Let me mention the importance of advancing the goals of the specialty as an alternative without necessarily rejecting recreational endeavors. The dramatic progress in surgical techniques and pharmacological treatments experienced over my professional life is simply astonishing. If our deceased predecessors were to resurrect and observe that urolithiasis only rarely requires open surgery, that urinary incontinence is corrected with minimally invasive procedures, that radical prostatectomies are carried out through a few small abdominal openings (and, more recently, through natural orifices) or that BPH and “impotence” are treated with pills, I would suspect that they will collapse (it has not been established if resurrected bodies can suffer syncope) and die again. How has all this progress come about? There is no doubt that it is the results of inquiring minds, each contributing small bricks to this large edifice. Embarking on a journey of discovery is not just by colleagues working in an academic environment. The possibility of participating in clinical trials, accumulating and reporting useful clinical information, is truly open to all. The option to test, patent and publish innovative ideas is not the exclusive domain of the university centers.

We all have a responsibility to enhance the specialty from different angles but research is, probably, the most rewarding because of its lasting effects and because its benefits impact on so many. It may be in the fields as diverse as medical education, surgical techniques, pharmacotherapy, patient education and dissemination of information for the professional and lay publics. It does not matter. Testing ideas is, frequently, frustrating and disappointing but once in a while true progress can be achieved.

In these days when recent graduates, more often than not, expand their knowledge with additional training and fellowships, the opportunity for real contributions to the art and science of Urology is a welcome prospect.
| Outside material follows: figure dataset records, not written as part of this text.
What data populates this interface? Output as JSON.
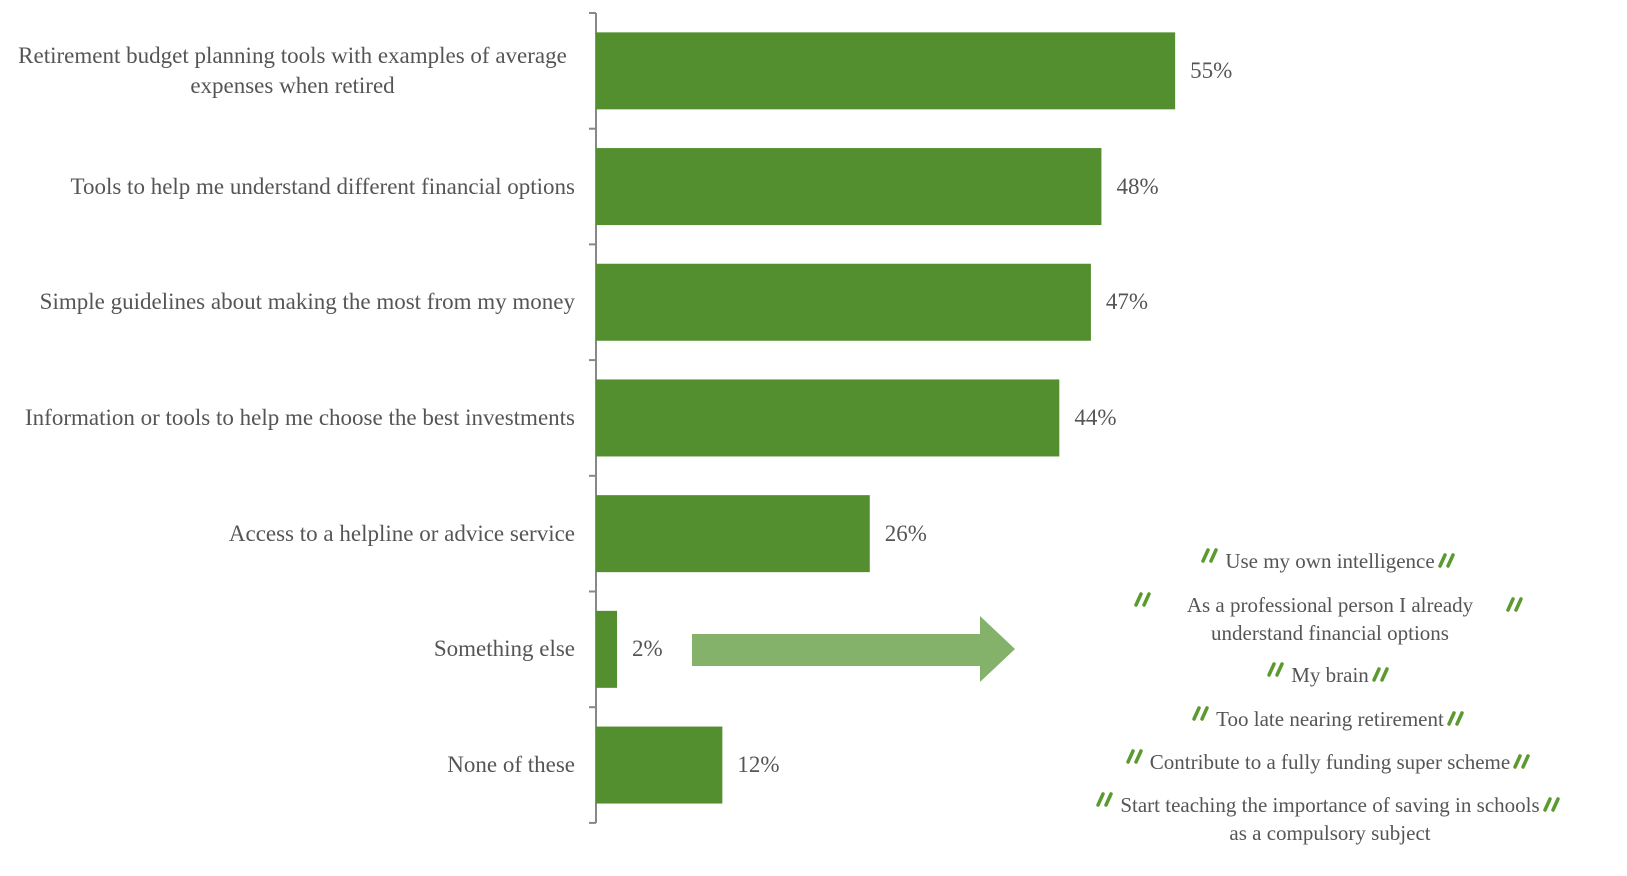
{
  "chart_data": {
    "type": "bar",
    "orientation": "horizontal",
    "color": "#548f2f",
    "categories": [
      "Retirement budget planning tools with examples of average expenses when retired",
      "Tools to help me understand different financial options",
      "Simple guidelines about making the most from my money",
      "Information or tools to help me choose the best investments",
      "Access to a helpline or advice service",
      "Something else",
      "None of these"
    ],
    "values": [
      55,
      48,
      47,
      44,
      26,
      2,
      12
    ],
    "value_labels": [
      "55%",
      "48%",
      "47%",
      "44%",
      "26%",
      "2%",
      "12%"
    ],
    "annotations": [
      "Use my own intelligence",
      "As a professional person I already understand financial options",
      "My brain",
      "Too late nearing retirement",
      "Contribute to a fully funding super scheme",
      "Start teaching the importance of saving in schools as a compulsory subject"
    ]
  }
}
For those who prefer a practice primarily rich in clinical activity and direct patient management, the opportunity to participate in investigative projects generated from other institutions or industry can be very rewarding. Medications, equipment and techniques need to be tested in this era of evidence-based medicine. If we pull together, the advancement in knowledge and improvement in techniques can be accelerated for the benefit of all.

A final word. If an application for support, at first does not succeed, do not blame yourself first you for poor “grantmanship” (it does not change the agency’s opinion and does not improve the quality of the application). It might be that your submission needs further tuning … it might not. Occasionally, reviewers are narrow minded, legends in their own minds, lack imagination and farsightedness. Persist, ask honest friends for advice, improve what needs to be improved and re-apply. Research money is currently tighter than ever, most large granting agencies tend to support “centers of excellence”. This may not be the best policy since it leaves the individual researcher isolated, discouraged and frustrated. Fortunately, smaller agencies still have the vision and the funds to kick start a career.

I hope these comments will be profitable to my young colleagues. Incidentally, I no longer review grant applications. It is too onerous. So when your application forms ask for “potential reviewers” put someone else, more current and better informed. To paraphrase Yogi Berra, when you come to a fork in your career… take it! One never knows what pleasant surprises might be waiting.

Alvaro Morales Queen’s University Kingston, Ontario, Canada


1. Funk & Wagnallis Standard College Dictionary. 9th Edition, Toronto, 1973 p. 772.

2. Alan Alda “Things I overheard while talking to myself”. Random House, New York, 2007.

3. Morales A, Eidinger D. Bruce A W. Intracavitary Bacillus Calmette-Guerin in the treatment of superficial bladder tumors. J Urol 1976;116:180.

4. Morales A. Treatment of carcinoma-in-situ of the bladder with BCG. Cancer Imunol Immunother 1980;9:69.

5. Jones JS, Campbell SC. Non-muscle invasive Bladdder Cancer (Ta,T1, ans CIS). Campbell-Walsh Urology. Wein A et al eds. Saunders/Elsevier. Philadelphia, 2007. pp. 2447-2467.